From smiling lips, he explained, signals went to the brain and triggered energy which — even if the smile wasn’t spontaneous — produced positive effects. He based this on discoveries of the French neurologist Duchenne de Bologne, according to whom a hearty smile (not just a half smile) gave rise to a “play of sweet feelings in the soul”. He was trying to get results that could lead to a general instruction. He glanced at her file, at the questionnaire she had answered.
“What do you know? Rat — rabbit? Ox — cockerel?”
Oberführer S chimmelpfennig remained doubtful about these theories. Either Dr Blatter-Spirit was right, or he was an idiot — and he’d decided which. The Oberführer himself recognized health only, and the opposite of health. Nothing in between.
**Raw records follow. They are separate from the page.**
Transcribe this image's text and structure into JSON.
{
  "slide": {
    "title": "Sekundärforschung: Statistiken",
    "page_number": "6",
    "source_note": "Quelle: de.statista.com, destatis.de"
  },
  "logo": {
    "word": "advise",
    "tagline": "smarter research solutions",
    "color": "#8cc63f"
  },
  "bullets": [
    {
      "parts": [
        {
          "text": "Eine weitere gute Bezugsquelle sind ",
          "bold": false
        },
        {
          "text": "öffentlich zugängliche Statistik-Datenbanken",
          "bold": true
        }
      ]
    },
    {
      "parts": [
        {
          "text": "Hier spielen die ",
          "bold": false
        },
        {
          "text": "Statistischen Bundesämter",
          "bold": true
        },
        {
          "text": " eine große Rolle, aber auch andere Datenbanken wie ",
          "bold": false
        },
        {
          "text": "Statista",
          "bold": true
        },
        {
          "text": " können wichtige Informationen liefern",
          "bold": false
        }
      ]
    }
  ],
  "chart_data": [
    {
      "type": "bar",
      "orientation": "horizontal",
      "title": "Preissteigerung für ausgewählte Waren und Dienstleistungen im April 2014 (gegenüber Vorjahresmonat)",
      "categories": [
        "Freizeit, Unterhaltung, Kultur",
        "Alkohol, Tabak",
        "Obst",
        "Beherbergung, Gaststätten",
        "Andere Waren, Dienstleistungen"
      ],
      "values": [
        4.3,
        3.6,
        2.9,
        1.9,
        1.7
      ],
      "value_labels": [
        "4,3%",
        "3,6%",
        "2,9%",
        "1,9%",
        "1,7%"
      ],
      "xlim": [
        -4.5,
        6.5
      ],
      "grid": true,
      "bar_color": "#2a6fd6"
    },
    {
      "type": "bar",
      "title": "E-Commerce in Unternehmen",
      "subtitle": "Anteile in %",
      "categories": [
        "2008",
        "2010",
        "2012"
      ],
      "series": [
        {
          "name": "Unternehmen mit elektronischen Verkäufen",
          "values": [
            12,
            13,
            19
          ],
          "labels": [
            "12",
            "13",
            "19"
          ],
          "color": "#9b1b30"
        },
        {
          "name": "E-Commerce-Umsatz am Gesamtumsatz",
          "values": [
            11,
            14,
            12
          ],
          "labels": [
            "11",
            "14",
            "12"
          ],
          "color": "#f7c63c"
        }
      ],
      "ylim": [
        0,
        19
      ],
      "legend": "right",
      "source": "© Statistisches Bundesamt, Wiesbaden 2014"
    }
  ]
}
Over tea Blatter-Spirit expressed the view that Columbus was a Jew. He had brought syphilis back to Europe. And weren’t the Jews everywhere? The two men talked about experiments carried out by Japanese doctors using horse blood for human transfusions. Then they discussed pressure chambers and the point at which a person’s eyeballs popped out.
At daybreak on Sunday repair gangs and teams of camp inmates from Auschwitz-Birkenau and Blechhammer, Monowitz and Gleiwitz, where the rolling stock repair shops were located, arrived at the steel bridge. Under the guidance of railway engineers they reinforced the piers and replaced the rails. In the fierce wind they broke the ice on the river with hand grenades. They encased the piers in heavy timber. There was a sound of gunfire, shouting and the clash of metal against metal. The guards were warming themselves at iron braziers with red-hot coke. A few camp inmates drowned in the ice-cold water.